It was supposed to be Le Pen’s coronation and it ended up being anything but that. Her National Rally (RN) faction was handily defeated over the weekend as the French people rejected a far-right government. The combined efforts by Macron’s Ensemble bloc and the leftish coalition, the New Popular Front (NFP) worked wonders in creating a wave of anti-RN sentiment.
That resulted in Le Pen’s faction only winning some 143 seats, finishing the election in third place – even behind Macron’s coalition, which secured some 163 seats. Jean-Luc Melenchon’s NFP alliance is the top dog, set to secure some 183 seats.
Do be reminded though, that all of this falls well short of a majority. None of the above party comes close to the 289 seats needed for an absolute majority and that leaves a hung parliament as the likely decided outcome.
So, what does that mean and how does this impact markets?
The first key thing to note is that this likely leaves France in a state of political paralysis. Macron’s faction has long distanced themselves from the likes of Melenchon, so it will be tough to imagine them suddenly deciding to work things out. That despite their common ground of wanting to defeat the far-right. Something, something the enemy of my enemy is my friend.
This is quite the unprecedented situation for France as the country is not used to this sort of political scheming in trying to form alliances and a coalition to govern. So, unless someone is willing to drop their ego and ideals, a state of political fragmentation is likely to be observed.
That will mean it will be difficult for France to sort out domestic issues and also to resolve its fiscal concerns currently. Any government will find it extremely tough to pass the necessary budget cuts in order to try and abide by the EU’s fiscal rules. So, it means we are likely to see France lock heads even more with EU lawmakers over fiscal concerns down the road.
Besides that, we’re already coming to terms with the fact that Macron’s pro-growth agenda is now out the window.
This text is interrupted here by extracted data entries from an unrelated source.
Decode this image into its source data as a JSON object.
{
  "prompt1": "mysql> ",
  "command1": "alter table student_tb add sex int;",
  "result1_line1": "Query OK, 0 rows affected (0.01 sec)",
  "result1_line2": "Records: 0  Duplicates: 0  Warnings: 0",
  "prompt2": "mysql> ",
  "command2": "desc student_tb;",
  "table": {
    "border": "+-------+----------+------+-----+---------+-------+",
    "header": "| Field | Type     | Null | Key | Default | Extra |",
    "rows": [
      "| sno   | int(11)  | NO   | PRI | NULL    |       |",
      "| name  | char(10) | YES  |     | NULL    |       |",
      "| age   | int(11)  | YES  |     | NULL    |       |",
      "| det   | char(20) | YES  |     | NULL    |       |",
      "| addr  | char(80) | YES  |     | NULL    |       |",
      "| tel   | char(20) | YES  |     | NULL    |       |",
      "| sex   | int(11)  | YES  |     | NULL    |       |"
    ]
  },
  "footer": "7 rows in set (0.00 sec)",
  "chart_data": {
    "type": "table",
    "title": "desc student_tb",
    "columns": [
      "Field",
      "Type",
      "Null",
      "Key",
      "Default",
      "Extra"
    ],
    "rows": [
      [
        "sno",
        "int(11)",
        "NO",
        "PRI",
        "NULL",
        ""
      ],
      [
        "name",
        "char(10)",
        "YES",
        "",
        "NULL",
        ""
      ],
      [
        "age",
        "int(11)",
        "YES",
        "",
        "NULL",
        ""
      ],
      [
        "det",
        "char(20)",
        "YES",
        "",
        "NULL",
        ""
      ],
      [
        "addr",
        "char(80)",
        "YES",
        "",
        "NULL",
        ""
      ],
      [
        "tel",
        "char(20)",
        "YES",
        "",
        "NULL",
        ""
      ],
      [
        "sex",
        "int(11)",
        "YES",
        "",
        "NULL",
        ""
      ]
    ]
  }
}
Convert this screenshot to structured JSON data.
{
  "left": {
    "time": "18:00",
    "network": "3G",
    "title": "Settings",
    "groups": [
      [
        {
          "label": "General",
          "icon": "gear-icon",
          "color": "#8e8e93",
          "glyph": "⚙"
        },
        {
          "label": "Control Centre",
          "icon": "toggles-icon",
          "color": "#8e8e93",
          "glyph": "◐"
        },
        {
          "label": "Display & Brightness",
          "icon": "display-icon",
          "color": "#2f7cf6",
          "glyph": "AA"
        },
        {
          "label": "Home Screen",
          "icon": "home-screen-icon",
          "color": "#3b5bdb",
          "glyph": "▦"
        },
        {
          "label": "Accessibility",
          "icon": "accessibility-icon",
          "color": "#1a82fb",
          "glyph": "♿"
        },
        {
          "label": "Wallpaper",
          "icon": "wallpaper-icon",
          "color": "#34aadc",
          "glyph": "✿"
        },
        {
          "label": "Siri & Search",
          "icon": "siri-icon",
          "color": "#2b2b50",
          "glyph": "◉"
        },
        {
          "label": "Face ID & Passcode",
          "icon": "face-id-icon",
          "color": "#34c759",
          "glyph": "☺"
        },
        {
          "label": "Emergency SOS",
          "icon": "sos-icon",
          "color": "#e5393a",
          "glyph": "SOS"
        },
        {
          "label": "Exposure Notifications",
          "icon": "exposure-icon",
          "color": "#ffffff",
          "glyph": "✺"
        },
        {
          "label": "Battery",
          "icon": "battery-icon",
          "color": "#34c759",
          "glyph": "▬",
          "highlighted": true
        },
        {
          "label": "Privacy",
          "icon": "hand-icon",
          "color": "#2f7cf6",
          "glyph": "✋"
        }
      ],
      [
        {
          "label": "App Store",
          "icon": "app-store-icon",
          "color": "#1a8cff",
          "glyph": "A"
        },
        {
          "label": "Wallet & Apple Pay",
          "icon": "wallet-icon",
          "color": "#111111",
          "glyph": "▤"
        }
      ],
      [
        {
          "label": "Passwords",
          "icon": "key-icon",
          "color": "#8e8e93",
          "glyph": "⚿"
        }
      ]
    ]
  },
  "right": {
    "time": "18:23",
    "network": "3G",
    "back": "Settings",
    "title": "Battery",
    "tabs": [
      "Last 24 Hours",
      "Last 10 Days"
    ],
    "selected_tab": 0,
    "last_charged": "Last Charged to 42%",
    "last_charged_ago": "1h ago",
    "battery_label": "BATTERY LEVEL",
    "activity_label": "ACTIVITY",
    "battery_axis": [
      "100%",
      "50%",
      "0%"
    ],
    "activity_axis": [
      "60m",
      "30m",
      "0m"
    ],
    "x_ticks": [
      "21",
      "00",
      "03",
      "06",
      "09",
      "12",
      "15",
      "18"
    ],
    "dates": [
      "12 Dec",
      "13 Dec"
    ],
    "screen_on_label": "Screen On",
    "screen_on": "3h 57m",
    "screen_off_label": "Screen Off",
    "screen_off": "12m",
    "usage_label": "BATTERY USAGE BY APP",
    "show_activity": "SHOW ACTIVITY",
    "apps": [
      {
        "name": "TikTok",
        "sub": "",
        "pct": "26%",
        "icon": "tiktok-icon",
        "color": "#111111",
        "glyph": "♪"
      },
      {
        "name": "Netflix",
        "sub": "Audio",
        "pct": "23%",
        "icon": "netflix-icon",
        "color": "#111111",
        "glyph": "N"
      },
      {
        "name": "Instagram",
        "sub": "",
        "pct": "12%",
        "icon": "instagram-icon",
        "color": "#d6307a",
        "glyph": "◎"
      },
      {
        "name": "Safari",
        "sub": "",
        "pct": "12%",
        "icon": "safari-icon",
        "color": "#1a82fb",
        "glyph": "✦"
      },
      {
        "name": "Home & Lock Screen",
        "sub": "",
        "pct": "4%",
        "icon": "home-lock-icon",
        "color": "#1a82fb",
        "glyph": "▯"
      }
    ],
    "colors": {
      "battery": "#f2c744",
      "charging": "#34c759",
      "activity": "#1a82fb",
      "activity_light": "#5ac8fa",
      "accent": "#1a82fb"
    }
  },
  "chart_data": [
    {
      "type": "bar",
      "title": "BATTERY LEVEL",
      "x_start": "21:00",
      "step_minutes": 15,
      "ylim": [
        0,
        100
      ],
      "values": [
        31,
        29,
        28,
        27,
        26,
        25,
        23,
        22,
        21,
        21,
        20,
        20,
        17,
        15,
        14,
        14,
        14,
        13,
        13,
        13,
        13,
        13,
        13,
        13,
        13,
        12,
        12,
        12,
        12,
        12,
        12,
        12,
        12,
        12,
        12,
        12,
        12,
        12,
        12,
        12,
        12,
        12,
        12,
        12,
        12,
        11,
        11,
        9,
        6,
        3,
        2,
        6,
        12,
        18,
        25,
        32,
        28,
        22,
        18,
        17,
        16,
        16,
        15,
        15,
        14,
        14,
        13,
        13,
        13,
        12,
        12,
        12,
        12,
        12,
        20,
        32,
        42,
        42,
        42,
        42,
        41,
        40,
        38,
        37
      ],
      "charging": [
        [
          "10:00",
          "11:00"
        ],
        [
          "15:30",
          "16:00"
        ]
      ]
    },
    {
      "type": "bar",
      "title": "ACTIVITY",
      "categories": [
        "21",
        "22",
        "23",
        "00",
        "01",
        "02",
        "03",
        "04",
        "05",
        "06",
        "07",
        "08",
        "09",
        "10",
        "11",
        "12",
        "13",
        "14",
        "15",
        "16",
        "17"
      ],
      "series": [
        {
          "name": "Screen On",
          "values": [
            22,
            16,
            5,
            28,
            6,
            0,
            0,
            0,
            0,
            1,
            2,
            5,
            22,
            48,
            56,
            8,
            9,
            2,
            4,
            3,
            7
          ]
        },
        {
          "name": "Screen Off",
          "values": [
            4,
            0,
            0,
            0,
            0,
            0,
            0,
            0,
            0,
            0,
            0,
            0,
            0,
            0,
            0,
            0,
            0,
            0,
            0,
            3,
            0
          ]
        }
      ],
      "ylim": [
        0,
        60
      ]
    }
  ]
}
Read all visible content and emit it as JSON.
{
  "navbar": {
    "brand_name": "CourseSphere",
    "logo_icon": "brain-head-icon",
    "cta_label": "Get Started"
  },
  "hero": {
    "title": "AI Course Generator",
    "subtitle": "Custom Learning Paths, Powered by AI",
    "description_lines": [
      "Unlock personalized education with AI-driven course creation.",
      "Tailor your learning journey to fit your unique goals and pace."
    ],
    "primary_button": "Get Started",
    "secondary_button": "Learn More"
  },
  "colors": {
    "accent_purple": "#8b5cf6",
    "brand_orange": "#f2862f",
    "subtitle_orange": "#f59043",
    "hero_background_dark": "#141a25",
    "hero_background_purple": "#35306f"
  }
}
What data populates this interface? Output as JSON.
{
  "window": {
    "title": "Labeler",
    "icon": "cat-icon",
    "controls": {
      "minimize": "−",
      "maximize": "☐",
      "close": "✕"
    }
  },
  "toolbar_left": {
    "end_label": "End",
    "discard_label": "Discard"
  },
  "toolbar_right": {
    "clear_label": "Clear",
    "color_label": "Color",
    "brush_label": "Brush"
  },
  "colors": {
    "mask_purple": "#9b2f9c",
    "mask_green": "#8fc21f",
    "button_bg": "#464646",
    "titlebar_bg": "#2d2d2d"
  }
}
And both the leftist and far-right alliances are wanting to increase spending, so that raises more risks on the fiscal front.
The other big issue for Macron is that he is not going to be able to call for another round of elections to resolve this impasse for another 12 months at least.
As such, there might not be any immediate solutions if there is a political standoff that is putting parliament in a gridlock.
Looking at the impact on markets, the biggest concern here is that France isn’t going to be able to get much done politically moving forward. And that implies a rise in fiscal risks, which will not help with French bonds and domestic assets in general.
The euro is little changed today, recovering from its early gap lower. There might be some relief of it not ending up being a far-right leadership under Le Pen. However, I would argue that this situation is the worst of the two outcomes. That at least once the dust settles.
In turn, that might also invite pressure on French bonds and stocks in the bigger picture. So, that is something to definitely keep in consideration now when viewing the euro and regional assets.